Rhode Island news
09:26 AM EST on Wednesday, March 9, 2005
PROVIDENCE -- Seymour Hersh has his own version of history.
AP file photo Seymour Hersh
Hersh is writing what he calls an "alternative history" of the Bush
administration in articles that have appeared in the New Yorker magazine
over the past three years.
According to Hersh's account, the White House and federal government
have been overtaken by a handful of neo-conservatives; President Bush
and his advisers decided to go to war with Iraq in February 2002 and
ignored any advisers who opposed the invasion; and the torture at the
Abu Ghraib prison was ordered by people in the highest levels of U.S.
government.
Hersh has a record of breaking big stories, like the Abu Ghraib scandal.
He writes about things people don't want to believe, and some don't
believe.
In 1970, he won a Pulitzer Prize for International Reporting after
exposing the My Lai massacre in Vietnam and its subsequent cover-up.
Hundreds of unarmed Vietnamese civilians, including women and children,
were killed by American soldiers in the massacre.
Hersh was invited to speak at Brown University last night at the 39th
annual Meiklejohn Lecture.

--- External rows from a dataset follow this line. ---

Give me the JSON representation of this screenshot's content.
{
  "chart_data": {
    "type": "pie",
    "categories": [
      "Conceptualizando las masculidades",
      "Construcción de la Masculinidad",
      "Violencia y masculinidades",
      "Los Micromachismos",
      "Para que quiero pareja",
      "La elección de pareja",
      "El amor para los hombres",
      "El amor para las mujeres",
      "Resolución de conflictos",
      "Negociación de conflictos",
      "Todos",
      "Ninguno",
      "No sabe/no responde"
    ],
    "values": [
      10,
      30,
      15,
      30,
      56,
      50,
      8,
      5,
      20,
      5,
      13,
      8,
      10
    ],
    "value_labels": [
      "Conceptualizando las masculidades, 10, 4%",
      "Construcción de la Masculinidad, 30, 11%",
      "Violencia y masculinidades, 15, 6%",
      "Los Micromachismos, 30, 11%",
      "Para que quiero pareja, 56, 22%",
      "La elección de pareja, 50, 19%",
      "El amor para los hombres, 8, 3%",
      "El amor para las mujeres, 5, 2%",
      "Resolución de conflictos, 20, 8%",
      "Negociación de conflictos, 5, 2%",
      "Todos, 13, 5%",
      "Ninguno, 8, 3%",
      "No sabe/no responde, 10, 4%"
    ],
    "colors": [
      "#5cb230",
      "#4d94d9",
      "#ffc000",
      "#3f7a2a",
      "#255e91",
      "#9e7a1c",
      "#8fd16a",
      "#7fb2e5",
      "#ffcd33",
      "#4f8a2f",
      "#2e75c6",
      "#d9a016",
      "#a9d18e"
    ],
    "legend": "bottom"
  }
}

The event honors the memory of educator,
Brown alumnus and civil libertarian Alexander Meiklejohn.
Meiklejohn, who was dean of Brown from 1901 to 1912, was a strong
proponent of free speech and was one of the founding members of the
American Civil Liberties Union.
Brown University graduate Jesselyn Radack introduced Hersh as her hero
last night. Radack was a lawyer with the Justice Department and blew the
whistle on what she felt was the unethical treatment of the "American
Taliban" John Walker Lindh.
Radack said Hersh's stories about Abu Ghraib reminded her of something
Meiklejohn once said when he was criticized for speaking his mind on
unpopular issues.
"I differ from most of you on most of the issues of life, and I'm going
to keep it up," she quoted.
Hersh took the podium and spoke at break-neck speed for an
hour-and-a-half, roaming from topic to topic. He backtracked, he jumped
ahead, he went on tangents and cracked jokes before the crowd of nearly
500.
Hersh, a critic of the president, said Mr. Bush is impermeable to
criticism, whether from the press or the people.

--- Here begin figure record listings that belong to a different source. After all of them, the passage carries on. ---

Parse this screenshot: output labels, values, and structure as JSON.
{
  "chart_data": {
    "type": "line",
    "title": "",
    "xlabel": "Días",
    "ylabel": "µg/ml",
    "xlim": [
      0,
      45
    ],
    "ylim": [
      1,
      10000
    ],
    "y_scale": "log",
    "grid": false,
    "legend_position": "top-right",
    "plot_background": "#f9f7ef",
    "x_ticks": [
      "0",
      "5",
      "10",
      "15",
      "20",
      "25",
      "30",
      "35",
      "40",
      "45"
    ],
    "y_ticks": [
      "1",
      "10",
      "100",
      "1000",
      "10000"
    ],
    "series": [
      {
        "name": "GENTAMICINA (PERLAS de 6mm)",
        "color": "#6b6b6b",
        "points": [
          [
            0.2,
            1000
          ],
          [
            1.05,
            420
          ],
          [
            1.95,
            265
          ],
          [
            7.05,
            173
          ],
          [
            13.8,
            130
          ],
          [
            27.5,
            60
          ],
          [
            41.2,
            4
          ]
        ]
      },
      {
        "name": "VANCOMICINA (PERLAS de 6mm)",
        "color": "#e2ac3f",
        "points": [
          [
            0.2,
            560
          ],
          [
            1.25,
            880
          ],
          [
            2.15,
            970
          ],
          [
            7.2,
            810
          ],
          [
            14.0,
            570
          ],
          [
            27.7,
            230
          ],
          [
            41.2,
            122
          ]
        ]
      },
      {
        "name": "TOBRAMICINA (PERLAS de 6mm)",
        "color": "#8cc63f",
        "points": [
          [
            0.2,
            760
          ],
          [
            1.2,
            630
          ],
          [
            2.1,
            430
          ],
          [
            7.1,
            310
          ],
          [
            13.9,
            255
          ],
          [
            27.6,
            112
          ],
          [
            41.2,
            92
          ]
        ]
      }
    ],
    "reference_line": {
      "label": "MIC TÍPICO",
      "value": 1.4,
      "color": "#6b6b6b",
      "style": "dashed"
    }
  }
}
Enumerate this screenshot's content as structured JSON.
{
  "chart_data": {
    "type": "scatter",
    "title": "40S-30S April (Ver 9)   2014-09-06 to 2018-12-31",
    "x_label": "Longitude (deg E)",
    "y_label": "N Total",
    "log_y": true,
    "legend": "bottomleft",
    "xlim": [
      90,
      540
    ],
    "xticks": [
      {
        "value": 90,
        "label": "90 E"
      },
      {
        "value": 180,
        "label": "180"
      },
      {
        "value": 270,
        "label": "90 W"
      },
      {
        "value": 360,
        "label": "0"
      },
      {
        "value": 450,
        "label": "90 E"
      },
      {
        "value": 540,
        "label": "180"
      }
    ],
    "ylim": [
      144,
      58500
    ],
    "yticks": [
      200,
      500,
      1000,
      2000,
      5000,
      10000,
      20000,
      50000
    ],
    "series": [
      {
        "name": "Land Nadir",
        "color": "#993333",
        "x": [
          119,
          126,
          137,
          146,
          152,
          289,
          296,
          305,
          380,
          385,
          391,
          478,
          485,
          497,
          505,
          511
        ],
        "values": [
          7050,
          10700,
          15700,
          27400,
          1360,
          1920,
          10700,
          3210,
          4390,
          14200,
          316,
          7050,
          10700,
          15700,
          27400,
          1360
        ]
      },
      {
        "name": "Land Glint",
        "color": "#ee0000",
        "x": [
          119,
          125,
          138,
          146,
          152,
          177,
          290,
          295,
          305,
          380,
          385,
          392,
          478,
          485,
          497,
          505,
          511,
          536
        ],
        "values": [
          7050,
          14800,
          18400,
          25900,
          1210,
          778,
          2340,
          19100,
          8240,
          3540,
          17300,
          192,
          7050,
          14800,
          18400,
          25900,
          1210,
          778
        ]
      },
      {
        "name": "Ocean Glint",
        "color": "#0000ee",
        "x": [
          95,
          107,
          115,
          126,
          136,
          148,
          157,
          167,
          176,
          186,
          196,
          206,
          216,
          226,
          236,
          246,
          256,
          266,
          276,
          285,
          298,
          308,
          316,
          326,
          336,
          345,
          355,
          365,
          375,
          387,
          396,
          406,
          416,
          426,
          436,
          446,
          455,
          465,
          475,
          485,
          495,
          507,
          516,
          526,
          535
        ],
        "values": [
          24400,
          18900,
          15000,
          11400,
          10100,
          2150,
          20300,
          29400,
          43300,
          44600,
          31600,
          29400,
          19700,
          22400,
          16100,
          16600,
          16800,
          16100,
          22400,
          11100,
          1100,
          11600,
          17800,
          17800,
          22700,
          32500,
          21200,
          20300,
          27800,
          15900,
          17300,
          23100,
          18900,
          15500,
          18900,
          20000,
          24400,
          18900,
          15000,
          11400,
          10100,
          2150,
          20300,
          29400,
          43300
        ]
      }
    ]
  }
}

"He's convinced he's doing the right thing. I don't know whether he
thinks he's doing it on behalf of God or trying to do what his father
didn't do, or more likely, he's a true believer in the ideology of the
neo-conservatives," he said.
"Because of this belief, it doesn't matter how many body bags come
back," Hersh said. "I'm not saying he's indifferent to it, but at some
level he thinks he will be vindicated."
Hersh recently wrote Chain of Command: The Road from 9/11 to Abu Ghraib,
a book that investigates the post-9/11 events that led the invasion of
Iraq.
Hersh said President Bush decided to invade Iraq in February 2002, just
months after the September 11 attack.
Mr. Bush and his advisers would not listen to anyone who disagreed, said
Hersh, who relies on a stable of unnamed sources from all levels of the
military and government.
Anyone who supported invasion was anointed, promoted and consulted, he
said. Everyone else was left out in the cold.
"You've got to drink the Kool-Aid," became the mentality within the
administration, he said.
He said he believes the president will go down as one of the worst
presidents in history, and that Mr. Bush believes just the opposite.
Hersh worked for the New York Times during the 1970s and has rejoined
the paper twice for special assignments. Hersh has written six books,
including The Prince of Power: Kissinger in the Nixon White House, and
is the winner of more than a dozen major journalism awards.
"I think if there is a principle in what I do it is to hold people to
the highest standard possible," Hersh said last night.